Por Alexandra Prado Coelho

Esta semana, a vila do Crato recebe milhares de pessoas para o seu festival de Verão. Mas a vila que foi sede da Ordem de Malta quer mostrar que vale bem uma visita noutras alturas do ano.

Em praticamente todas as casas da vila do Crato há já quartos prontos para receber os filhos, os netos e os amigos destes que vão chegar nos próximos dias. É assim todos os anos. A vila que foi a sede dos cavaleiros da Ordem de Malta, habitualmente mergulhada numa calma muito alentejana, vê regressar os mais jovens, que partiram para estudar noutras cidades, e que, em muitos casos (cada vez mais) acabam por ficar fora porque ali é difícil encontrar trabalho. Mas o Festival do Crato, no final de Agosto, muda tudo - por quatro dias.

Maria Luísa Bello Morais, proprietária do turismo rural Casa do Largo, no centro da vila, mostra, numa moldura, fotografias de Vitorino e do brasileiro Ivan Lins, recordações de noites em que os músicos, e muitos outros, se reuniram na sua casa, no pequeno jardim à volta da piscina, a tocar e a cantar noite dentro, depois de terem actuado no palco montado na praça central do Crato. A festa dura até de madrugada. E os mais novos acabam invariavelmente à porta da padaria a comprar pão fresco e boleima, um bolo tradicional com açúcar e canela.

O festival começou por ser, no seu primeiro ano, 1984, uma Feira de Artesanato e Gastronomia. "Havia na época uma grande aposta nesse tipo de feiras, que apareceram um pouco por todo o país", conta Luís Pargana, adjunto do presidente da câmara. "Aqui houve desde cedo um cuidado especial com a programação musical." Em 2010, a feira "assumiu-se como festival de Verão, mas com uma identidade muito própria: é um festival que acontece no centro da vila, num piso de calçada portuguesa...".

Por tradição, abre sempre com a Filarmónica do Crato, à qual se seguem artistas locais, nacionais e internacionais. Este ano, a crise obrigou a um ajuste: os artistas internacionais serão portugueses com projecção internacional, como os Dead Combo ou os Buraka Som Sistema. E haverá ainda o regresso ao Crato da Sétima Legião, que em tempos passou pela Feira de Artesanato e Gastronomia, naquele que, diz Luís Pargana, "ainda hoje muitos recordam como o melhor concerto de sempre".
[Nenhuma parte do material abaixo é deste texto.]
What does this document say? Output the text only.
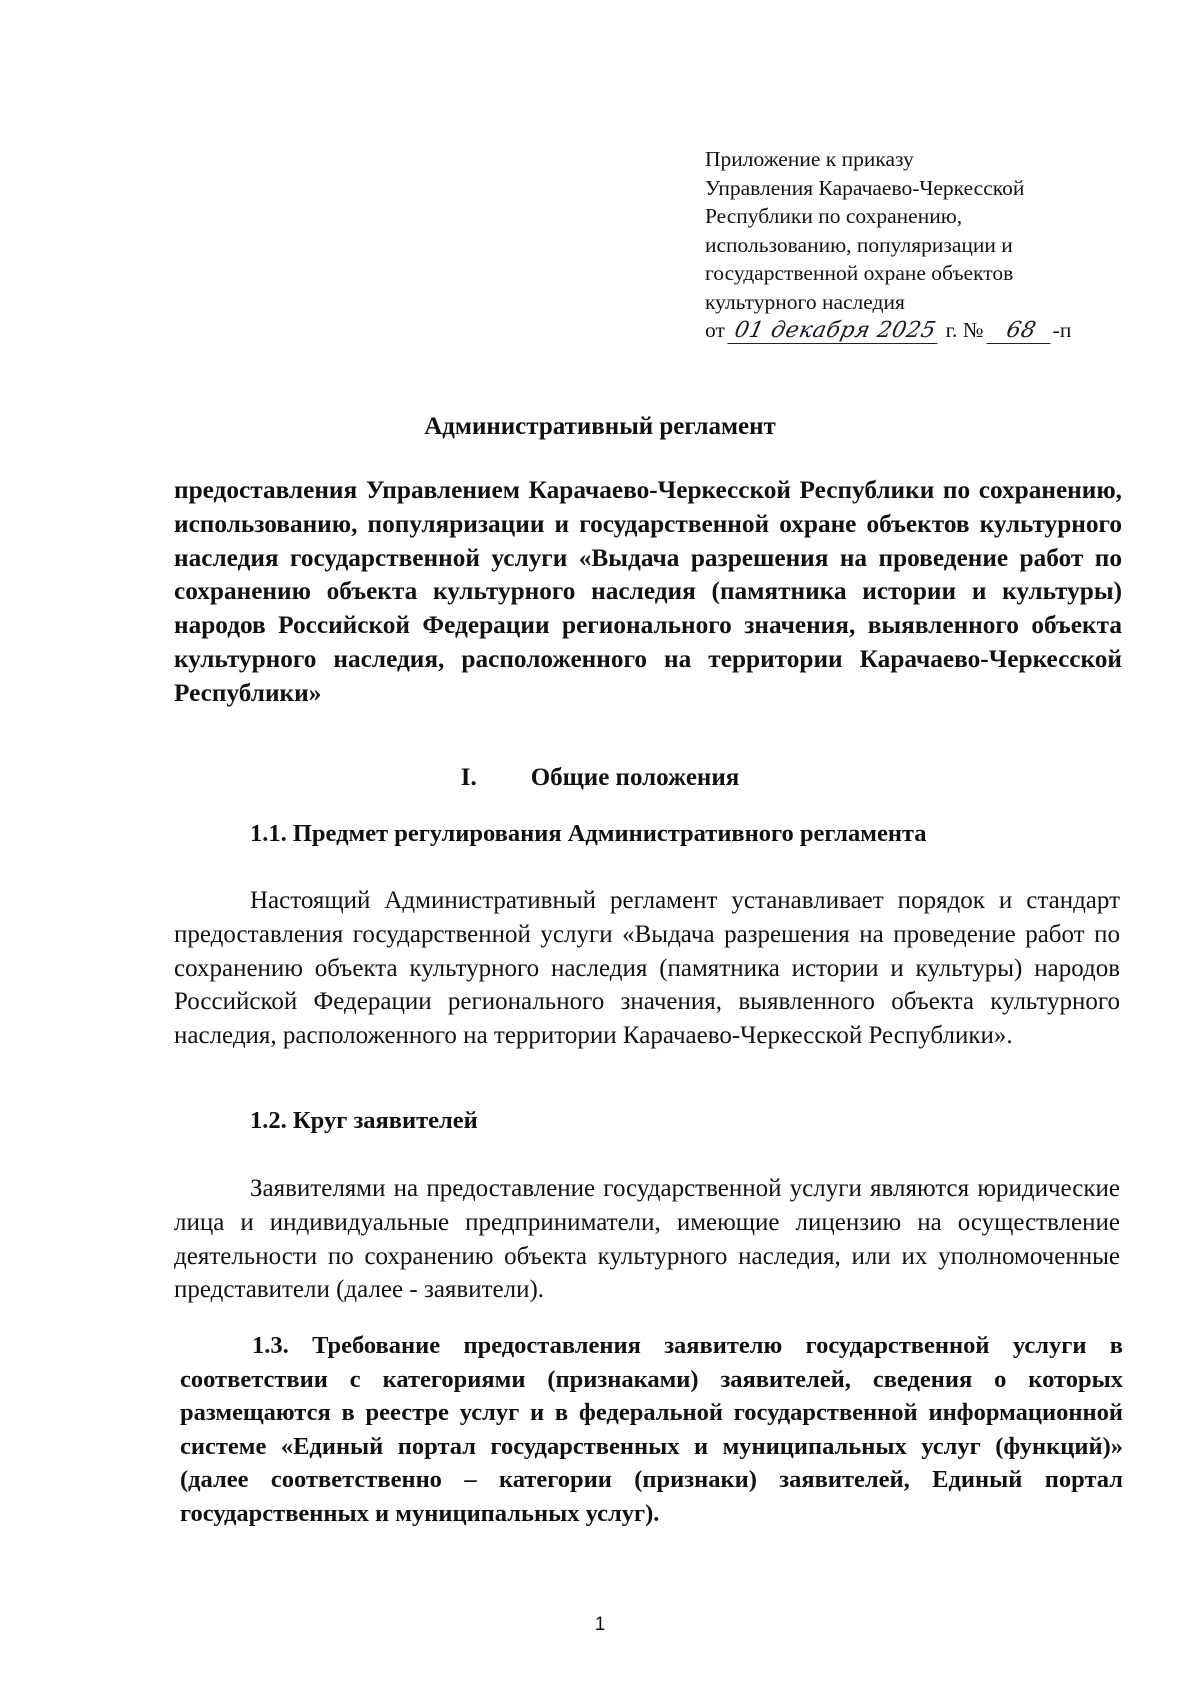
Приложение к приказу
Управления Карачаево-Черкесской
Республики по сохранению,
использованию, популяризации и
государственной охране объектов
культурного наследия
от 01 декабря 2025 г. № 68 -п
Административный регламент
предоставления Управлением Карачаево-Черкесской Республики по сохранению, использованию, популяризации и государственной охране объектов культурного наследия государственной услуги «Выдача разрешения на проведение работ по сохранению объекта культурного наследия (памятника истории и культуры) народов Российской Федерации регионального значения, выявленного объекта культурного наследия, расположенного на территории Карачаево-Черкесской Республики»
I. Общие положения
1.1. Предмет регулирования Административного регламента
Настоящий Административный регламент устанавливает порядок и стандарт предоставления государственной услуги «Выдача разрешения на проведение работ по сохранению объекта культурного наследия (памятника истории и культуры) народов Российской Федерации регионального значения, выявленного объекта культурного наследия, расположенного на территории Карачаево-Черкесской Республики».
1.2. Круг заявителей
Заявителями на предоставление государственной услуги являются юридические лица и индивидуальные предприниматели, имеющие лицензию на осуществление деятельности по сохранению объекта культурного наследия, или их уполномоченные представители (далее - заявители).
1.3. Требование предоставления заявителю государственной услуги в соответствии с категориями (признаками) заявителей, сведения о которых размещаются в реестре услуг и в федеральной государственной информационной системе «Единый портал государственных и муниципальных услуг (функций)» (далее соответственно – категории (признаки) заявителей, Единый портал государственных и муниципальных услуг).
1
O festival do Crato é - juntamente com a Páscoa - o grande momento de reencontro, de regresso dos jovens à vila (que desde os anos 50 do século XX já perdeu 62% da sua população), e de descoberta do Crato por muitos que não o conheciam (em 2010 houve 35 mil visitantes, no ano passado foram já 47 mil). Mas a câmara da vila quer que as pessoas venham também noutras alturas, que os turistas apareçam em maior número, que o Crato se encha de vida em todas as alturas do ano, que apareça trabalho, agora ligado sobretudo ao turismo, onde antes houve indústria e agricultura.

Vamos, por isso, conhecer o Crato para além do festival - a vila que está lá todo o ano, pacatamente, à nossa espera.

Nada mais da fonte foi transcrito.